New Directions for Self-destructing Data

Roxana Geambasu, Tadayoshi Kohno, Arvind Krishnamurthy, Amit Levy, Henry M. Levy, Paul Gardner, Vinnie Moscaritolo

Technical Report , UW-CSE-11-08-01, University of Washington, August, 2011


This paper seeks to advance the state of the art in practical selfdestructing data systems that secure sensitive data from disclosure in our highly mobile, social-networked, cloud-computing world. Our work facilitates the automatic, timed, and simultaneous destruction of all copies of a self-destructing data object (such as a message or file) without any explicit action by the user and without relying on any single trusted third party.

We make three contributions to the study of self-destructing data.

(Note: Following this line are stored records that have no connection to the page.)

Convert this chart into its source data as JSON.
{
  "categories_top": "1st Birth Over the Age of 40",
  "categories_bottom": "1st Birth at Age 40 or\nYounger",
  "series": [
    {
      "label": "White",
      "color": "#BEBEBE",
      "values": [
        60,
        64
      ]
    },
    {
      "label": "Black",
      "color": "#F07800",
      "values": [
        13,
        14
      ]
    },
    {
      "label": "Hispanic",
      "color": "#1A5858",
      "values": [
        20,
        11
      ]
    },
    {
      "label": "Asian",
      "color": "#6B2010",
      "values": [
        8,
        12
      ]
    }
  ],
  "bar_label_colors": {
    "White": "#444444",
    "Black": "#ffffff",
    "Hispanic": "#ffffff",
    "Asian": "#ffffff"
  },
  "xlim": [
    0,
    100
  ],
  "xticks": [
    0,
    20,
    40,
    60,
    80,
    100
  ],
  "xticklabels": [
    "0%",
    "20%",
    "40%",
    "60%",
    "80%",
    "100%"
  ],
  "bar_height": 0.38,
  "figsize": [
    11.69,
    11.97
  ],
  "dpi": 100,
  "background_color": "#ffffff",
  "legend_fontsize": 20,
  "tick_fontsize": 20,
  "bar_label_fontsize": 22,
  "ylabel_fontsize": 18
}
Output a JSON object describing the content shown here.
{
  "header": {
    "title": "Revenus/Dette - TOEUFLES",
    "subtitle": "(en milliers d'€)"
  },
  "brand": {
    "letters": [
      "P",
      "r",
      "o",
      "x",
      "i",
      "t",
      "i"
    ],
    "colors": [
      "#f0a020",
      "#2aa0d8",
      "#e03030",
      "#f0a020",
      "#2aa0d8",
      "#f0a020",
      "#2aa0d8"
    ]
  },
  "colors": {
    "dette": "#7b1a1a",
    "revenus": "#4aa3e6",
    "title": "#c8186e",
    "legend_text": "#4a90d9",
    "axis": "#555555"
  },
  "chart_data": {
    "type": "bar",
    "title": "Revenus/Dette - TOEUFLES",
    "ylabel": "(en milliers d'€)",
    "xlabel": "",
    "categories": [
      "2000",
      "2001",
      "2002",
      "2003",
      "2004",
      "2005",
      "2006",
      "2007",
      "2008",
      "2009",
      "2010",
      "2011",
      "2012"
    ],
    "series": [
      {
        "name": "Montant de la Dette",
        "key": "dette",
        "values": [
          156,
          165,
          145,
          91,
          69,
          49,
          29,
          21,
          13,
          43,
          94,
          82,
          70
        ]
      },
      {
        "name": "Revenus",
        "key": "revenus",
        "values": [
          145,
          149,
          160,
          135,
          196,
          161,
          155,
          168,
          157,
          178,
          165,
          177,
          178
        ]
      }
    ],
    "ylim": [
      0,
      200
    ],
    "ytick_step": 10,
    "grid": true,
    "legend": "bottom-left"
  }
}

First, we present Cascade, an extensible framework for integrating multiple key-storage mechanisms into a single self-destructing data system. Cascade enhances resistance to attack by combining the security advantages of a diverse set of key-storage approaches. Second, we introduce Tide, a new key-storage system for self-destructing data that leverages the ubiquity and easy deployment of Apache Web servers throughout the Internet. Third, based on our earlier work on Vanish and in light of recent attacks against the Vuze DHT, we demonstrate how to significantly harden Vuze and other DHTs against Sybil data-harvesting attacks, making DHTs applicable as key-storage systems under Cascade.

To validate our approach, we designed, implemented, deployed, and measured these systems. We prototyped the extensible Cascade system with support for Tide, Vuze, and OpenDHT. We prototyped the Tide key-storage system on Apache, deployed it on over 400 PlanetLab nodes in the Internet, and demonstrated that the structure is highly immune to attack. Finally, we designed and deployed a set of defenses to Sybil data-harvesting attacks in the live Vuze P2P system and measured them at full scale in the million-node DHT; our results demonstrate that these defenses provide a three-orderof- magnitude improvement over the original Vuze DHT, rendering data-harvesting attacks extremely impractical.